Industry shape and sourcing advice When Oracle started its acquisition […]
Industry shape and sourcing advice
When Oracle started its acquisition charge six years ago, with its initial bid for PeopleSoft, few envisaged the way that things would evolve. Oracle has not been alone in making a number of strategic acquisitions. IBM made its $2.1 billion Rational Software acquisition in 2003, HP made its $4.5 billion acquisition of Mercury in 2006 and Microsoft has made numerous smaller acquisitions, such as FAST in 2008 for $1.2 billion. Ovum has estimated that over $100 billion has been spent on acquisitions in the past few years by Oracle, IBM. Microsoft, HP and SAP combined (see “The Return of the enterprise license agreement (ELA)” published in November 2008). As a result of this consolidation the market is now radically different today than it was in 2000.
Enterprise technology buyers (ETB) need to be conscious of this new landscape. Historically, it may have been prudent for CIOs to spread their spending across multiple suppliers, using competition between suppliers to keep prices keen – albeit recognizing that supplier consolidation brought benefits such as a reduction in supplier management costs. However, the portfolios of IBM, HP, Oracle and Microsoft in particular are now so wide that negotiating enterprise licensing agreements (ELAs) may now produce a better commercial outcome for the CIO buyer. As a minimum ETBs must revisit their procurement strategies and policies, to ensure that they reflect the current and future supplier landscape – one which will only see further consolidation.
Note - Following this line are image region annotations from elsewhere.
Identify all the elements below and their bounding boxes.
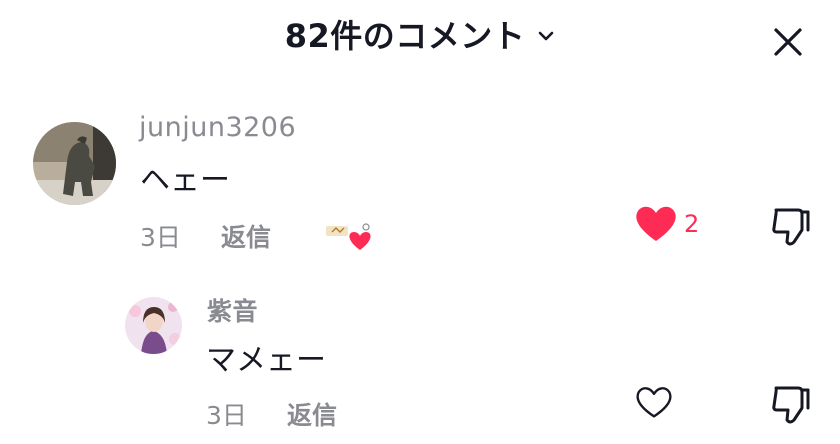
comment-username[interactable]: junjun3206 xyxy=(139,112,296,143)
close-icon[interactable] xyxy=(768,22,808,62)
reply-button[interactable]: 返信 xyxy=(221,218,271,254)
avatar[interactable] xyxy=(33,122,116,205)
heart-filled-icon[interactable] xyxy=(634,203,678,243)
comment-sort-dropdown[interactable]: 82件のコメント xyxy=(285,14,556,58)
reply-username[interactable]: 紫音 xyxy=(207,292,258,328)
chevron-down-icon xyxy=(538,31,554,41)
comment-date: 3日 xyxy=(140,223,181,252)
comments-panel: 82件のコメント junjun3206 ヘェー 3日 返信 2 紫音 マメェー … xyxy=(0,0,840,444)
like-count: 2 xyxy=(684,210,700,238)
reply-button[interactable]: 返信 xyxy=(287,396,337,432)
reply-avatar[interactable] xyxy=(125,297,182,354)
comments-header: 82件のコメント xyxy=(0,14,840,58)
comments-count-title: 82件のコメント xyxy=(284,17,526,55)
thumbs-down-icon[interactable] xyxy=(768,382,812,426)
reply-date: 3日 xyxy=(206,401,247,430)
reply-text: マメェー xyxy=(206,343,326,378)
creator-liked-badge xyxy=(326,222,374,256)
comment-text: ヘェー xyxy=(140,163,230,198)
heart-outline-icon[interactable] xyxy=(634,384,674,420)
thumbs-down-icon[interactable] xyxy=(768,204,812,248)
creator-heart-icon xyxy=(326,223,371,250)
Integration and value extraction
On the conference call that the combined Oracle and Sun senior executives hosted yesterday morning (PST) Oracle President, Safra Catz, gave an initial assessment of the financial impact of the deal for Oracle. Her estimate was that the transaction would generate an incremental EPS of $15 cents per share during the first year. This is a bold estimate and a clear indication that Oracle sees that it will be able to generate substantial synergies, in the same way that it has with its other acquisitions. In the current market it is difficult for most companies to see beyond the next quarter, never mind a full year. However, Oracle has a consistent track record of delivering its expected M&A bounty.
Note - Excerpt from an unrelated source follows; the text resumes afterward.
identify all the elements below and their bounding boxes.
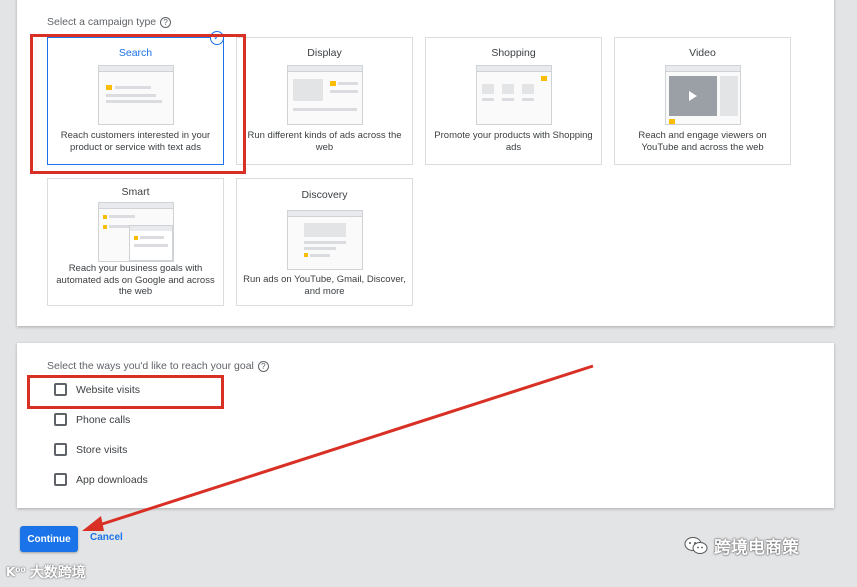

The Oracle integration team has certainly had a lot of experience in managing the integration of newly acquired companies into the Oracle fold, having managed well over 40 of these in the past 4 years. Once the acquisition has closed customers, and the market in general, should expect to see the main element of the integration completed within the first 90 days. This will see answers to the main questions around product portfolio, sales and marketing organization, customer support, etc… becoming clearer. Oracle has a track record of doing just that, and we should not expect anything different with this acquisition.
The big four and supplier positioning
The phrase “the big four” is typically associated with the IT services industry and/or management consulting and accounting firms (depending on when you entered the IT market the big 6 or big 7 may resonate more in your memory).
We are now entering a market context where the “big four” will equate to IBM, HP, Microsoft and Oracle. These suppliers will, between them, define a significant proportion of the IT market landscape for the next 10 years or more. Other vendors in the IT market need carefully to consider the traditional advice of “get big or get niche”. There is limited potential remaining in the market for another, player to acquire the scale that would take them into the “big four” league. So the majority of suppliers should ensure that they have highly competitive but specialist offerings, rather than playing to scale card.